Silent Hill 2 – İnceleme

Oyun dünyasının sanatsal bir karşılığının olması gerekliliğinin veya “oyunlar bir sanat eseri midir, değil midir” tartışmasının temelinde yatan unsurlardan biri olduğunu düşünüyorum Silent Hill 2’nin. Nasıl olmasın? 2001’deki orijinal oyundan söz ediyorum tabii ki ama Silent Hill 2’yi basmakalıp sözcüklerle, ona bir şaheser demeden nasıl anlatabilirim ki? Silent Hill 2 sadece bir oyun olarak değil, oyuncuya tattırdığı duygusal ve zihinsel karşılıklarla derin bir psikolojik yolculuk olarak ele alınmayı hak ediyor.
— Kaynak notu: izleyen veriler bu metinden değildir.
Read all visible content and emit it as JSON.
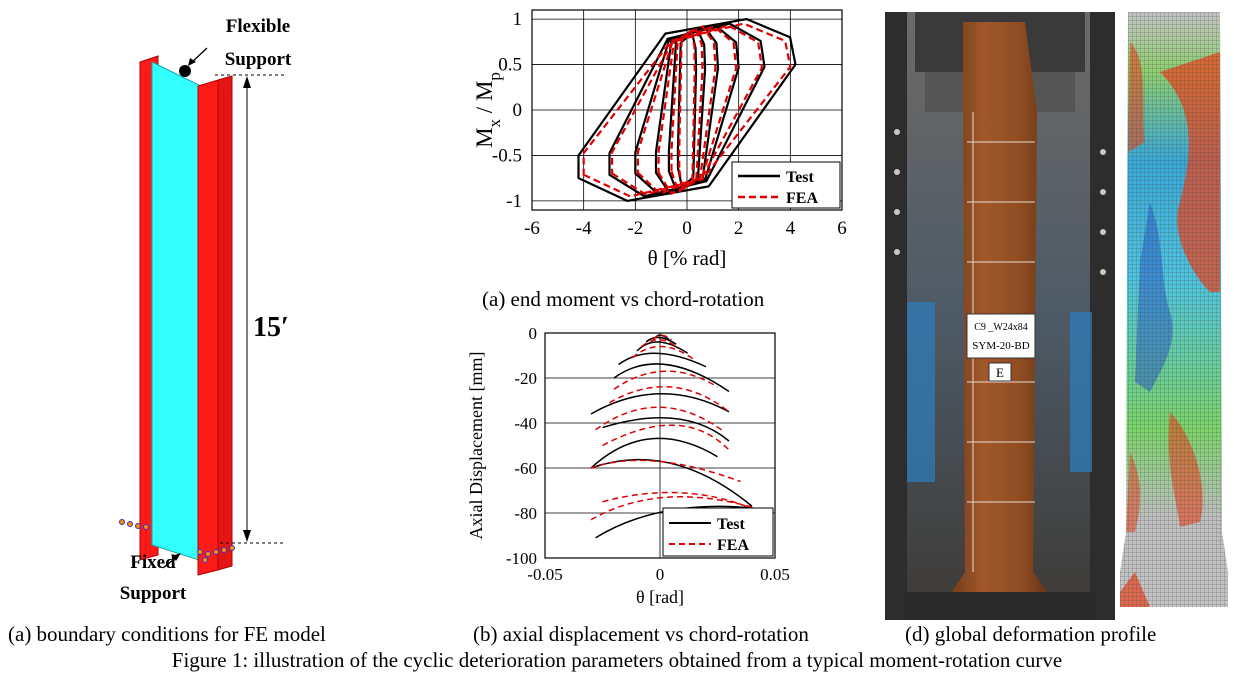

James Sunderland’in kayıp eşine olan yolculuğu her adımda daha derin bir varoluşsal sorgulamaya dönüşürken nasıl ki bir yağlıboya tablosuna bakarken kaybolduğunuz hissini yaşıyorsanız, Silent Hill 2 de sizde benzer bir etki yaratıyor.

Başlangıç aşırı derecede subjektif oldu, farkındayım, fakat seriyi şekillendirmiş olmasından ziyade oyun türü için kendi tanımlarını yaratmış olması açısından da Silent Hill 2’nin devrimsel bir oyun olduğunu söylemek hiç zor değil. Yarattığı klostrofobik atmosfer, oradan oraya koştururken sağda solda duyduğunuz çıtırtılar, oyun dünyasının kurgulanış şekli ve yarattığı baskı neticesinde sunduğu “korku” ve “gerilim” teması Silent Hill 2’nin benzer oyunlardan kendini sıyırdığı tarafı olmuştur hep.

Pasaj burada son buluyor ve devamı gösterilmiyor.